TOPANGA, Calif. – Nestled in Topanga, carved into the canyon itself, is a theater – rustic and wild, rich in history and carefully cultivated by several generations of one family tree. 

For decades, audiences have entered this space, sat under the stars, and found themselves utterly transported.

“There’s something about going to a play and feeling the same emotions together," said Ellen Geer. "You can’t get that from Netflix, you can’t get that from your phones.”

Ellen is the family matriarch. She’s been involved in the theater since day one, along with her sister Melora Marshall, who’s appeared in more plays than she can count.

The same goes for Willow Geer, Melora’s niece and Ellen’s daughter, who jokes, “With my mom as the Artistic Director it was, ‘Can’t pay a babysitter, put her in the play.'"

While most actors don’t want to be met with the sound of crickets, at Theatricum Botanicum, that’s part of the charm. 

The company is known for performing Shakespeare, but Melora says in this castle, nature is king.

“Because it’s all outside and you sit out there on a summer night and watch a show and you’re listening to owls and crickets. You can hear the frogs croaking at the top of their lungs,” Melora said.  

It’s a magical setting but the roots go back to a turbulent time. Ellen’s father, Will Geer, had had a very successful acting career when she was a child.

“We had been living in Santa Monica where papa’s like a, you know, movie star," she remembered.

Then came the McCarthy Era. The Red Scare. And Will was blacklisted.

Work dried up.

They sold their home and bought this property in Topanga – the middle of nowhere as Melora calls it. But according to Ellen, that was the point.

“It was safer to be isolated because people didn’t like us," she recalled. "Red diaper babies. Things like that. But it made us all very, very strong.”

For a time, Will and his family lived off the land, growing a garden and a community. Other blacklisted artists were invited here to work. Actors, writers, folk singers.

Woody Guthrie often stayed in a building that’s still lovingly referred to as 'Woody’s Shack.'

By the early 70’s, Will was getting hired again. He was cast as Grandpa Walton and the family officially founded Will Geer’s Theatricum Botanicum – which literally means 'Theater of Plants.'

“He was a botanist," Melora explained. "His whole life was plants.”
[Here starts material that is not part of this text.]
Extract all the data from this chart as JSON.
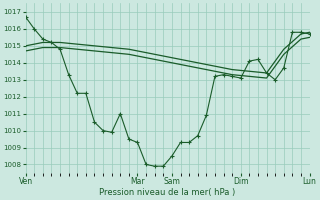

She lives here, in the original house, tending the gardens. But tending the theater – that’s a family affair. 

Ellen’s husband Peter writes original music. Her children and now grandchildren have all played roles on stage and off. Last year Ellen got to share the stage with her granddaughter Quinnlyn in a production of Corelianus.

“It was the one of the best things I’ve ever done," she said, "To see the fourth generation go.”

Running a nonprofit outdoor theater poses unique challenges, but Ellen’s kept it going, for her father, for her family, and Willow says, for the community.

“Her whole life is about serving community," Willow said. "She’s a real social, civic-minded person who wants to make change, who wants to show people how they can be the best versions of themselves through theater, through art.”

And the people keep showing up to learn. On a summer evening, the grounds are filled with patrons who have been coming for 10, 15, 20 years. The public supports them in other ways too. Much of what they work with is donated. 

In 1984, a local man gave them the wood from the old Santa Monica Pier. That wood became the stage.  

“And all the preschool fathers in Topanga put this up for us," Ellen said, pointing to a small plaque. "Before that we were working on the ground here in the mud and the dirt.”

Will Geer’s Theatricum Botanicum is a true repertory theater. 

Each summer, they mount five shows, performing them in rotation so an audience member could conceivably see all five in one weekend. Ellen has performed in many of them, but she’s also built a reputation as a visionary director who doesn’t confine her actors to traditional casting. 

 

 Ernestine Phillips has been performing here for 20 years.

“Ellen has given me the opportunity to play, I mean, every kind of role imaginable," she said. "Because this theater prides itself on its diversity. That’s what I like about it so much and I appreciate Ellen for that like, forever and ever and ever.”

“My aunt Melora, she’s gotten to play Richard the Third. She’s gotten to play all these men’s roles, and she killed it!" Willow raved, adding, "My mom really thinks out of the box.”  

While she never met her grandfather -- he died a few years before she was born -- Willow knows how hard her mother has worked to keep his vision for Theatricum Botanicum alive and she feels a responsibility to play a role in its future.

“I remember my mom looking at me. And she’s like ‘Willow, you have to always promise me you will never let them pave the driveway. Never let them pave the parking lot.’” 

If nature shows us anything, it’s that things change, but for nearly 50 years, the family says their mission has stayed the same -- a perennial promise to themselves and the community.

“As long as we keep bringing in people who understand and appreciate what we do, Melora said, "there’s no reason for it to change, except to get better.”